CHAPITRE 6
Sitôt sorti de chez l’archiduc Otrath, Garion se rua sur Chrestien et bondit en selle.
— Où vas-tu ? lui demanda Silk.
— Suivre la piste, tiens.
— À quoi bon ? Nous savons qu’elle mène à la crique dont nous a parlé cette femme et qu’elle se perd en mer. Pour moi, nous ferions bien mieux de retourner tout de suite à Melcène, poursuivit Silk en réponse au regard désarmé de son ami. Le port de commerce grouille de gens à moi. Je vais leur dire de fouiner un peu partout, comme à Jarot. Nous ne devrions pas avoir de mal à retrouver la trace de ce Naradas.
— Je pourrais y aller moi-même, avec l’Orbe, suggéra le jeune roi de Riva.
— Tu apprendrais en tout et pour tout de quel quai elle est partie, et ça nous ferait une belle jambe. Je comprends ton impatience, Garion, lui assura le petit Drasnien avec une sincère sympathie. Nous avons tous hâte de mettre le grappin sur cette Zandramas, mais je t’assure que nous gagnerons du temps en procédant comme je te le propose. Mes agents découvriront sur quel bâtiment elle a embarqué, quand elle a levé l’ancre, et pour quelle destination, c’est-à-dire tout ce que nous avons besoin de savoir.
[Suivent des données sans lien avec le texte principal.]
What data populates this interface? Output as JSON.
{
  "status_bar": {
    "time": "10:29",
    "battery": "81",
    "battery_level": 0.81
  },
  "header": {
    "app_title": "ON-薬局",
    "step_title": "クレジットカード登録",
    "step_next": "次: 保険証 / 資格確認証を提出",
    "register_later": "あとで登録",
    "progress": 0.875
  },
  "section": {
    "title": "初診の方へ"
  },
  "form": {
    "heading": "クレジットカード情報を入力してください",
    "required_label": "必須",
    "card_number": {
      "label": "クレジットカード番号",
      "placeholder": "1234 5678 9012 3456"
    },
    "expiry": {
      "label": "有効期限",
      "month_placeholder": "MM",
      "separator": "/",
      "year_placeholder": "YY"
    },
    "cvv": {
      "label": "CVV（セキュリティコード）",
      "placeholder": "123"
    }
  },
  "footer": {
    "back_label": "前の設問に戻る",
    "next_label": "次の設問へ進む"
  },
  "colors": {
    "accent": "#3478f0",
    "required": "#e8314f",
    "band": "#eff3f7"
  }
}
— Très bien, approuva Belgarath. Allons-y.
Ils montèrent rapidement en selle, s’éloignèrent à vive allure de la maison juchée sur la falaise, regagnèrent la route du sud et repartirent au grand galop vers Melcène.
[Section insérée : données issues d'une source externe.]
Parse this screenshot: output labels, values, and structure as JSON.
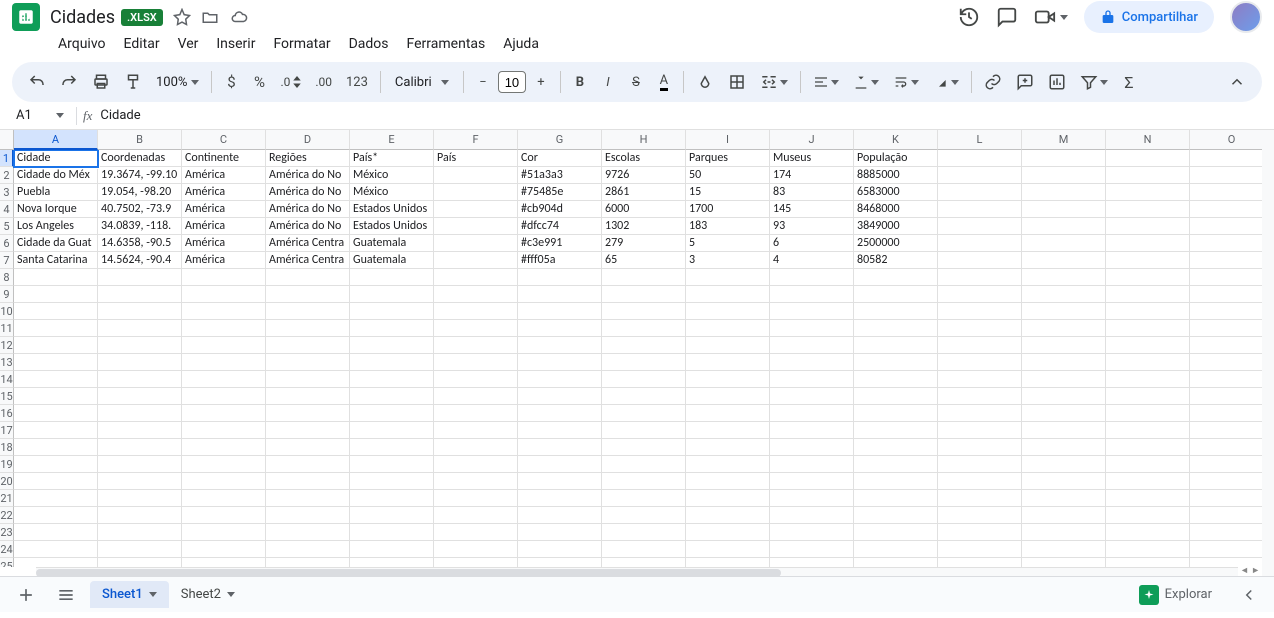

Ils arrivèrent à la porte nord de la ville vers midi et mirent bientôt pied à terre devant chez Silk. Ils entrèrent dans la maison et gravirent l’escalier menant au salon.
— Dites à Vetter de venir me voir, lança le petit Drasnien à un serviteur qui passait par là et qui repartit ventre à terre, en sens inverse. Mes amis, ajouta-t-il en retirant sa robe d’homme d’affaires melcène, je vous suggère de faire vos paquets. Nous ne ferons pas de vieux os ici quand nous saurons où Zandramas est allée.
— Pauvre Zith, murmura Sadi avec un sourire attristé. Elle commence en avoir assez d’être toujours sur la route.
— Elle n’est pas seule dans ce cas, acquiesça mélancoliquement Velvet. Quand tout ça sera fini, je vous jure qu’on ne me reverra pas à cheval de sitôt.
On frappa discrètement à la porte.
— Votre Altesse a demandé à me voir ? commença Vetter en pointant le bout de son nez.
— Oui, Vetter. Entrez, entrez, ordonna-t-il impatiemment en faisant les cent pas, les mains nouées dans le dos, l’air absorbé. Nous recherchons certaines personnes.
— C’est bien ce que je pensais, Votre Altesse.
— Parfait. Ces gens sont arrivés à Melcène récemment et seraient repartis il y a trois jours de cela. Nous voudrions savoir où ils sont allés.
— Votre Altesse pourrait-elle me fournir une description de ces individus ?
— J’y arrivais. Il y avait deux hommes, une femme et un petit garçon. L’un des hommes est l’archiduc Otrath. Vous le connaissez ?
Le Melcène acquiesça d’un hochement de tête.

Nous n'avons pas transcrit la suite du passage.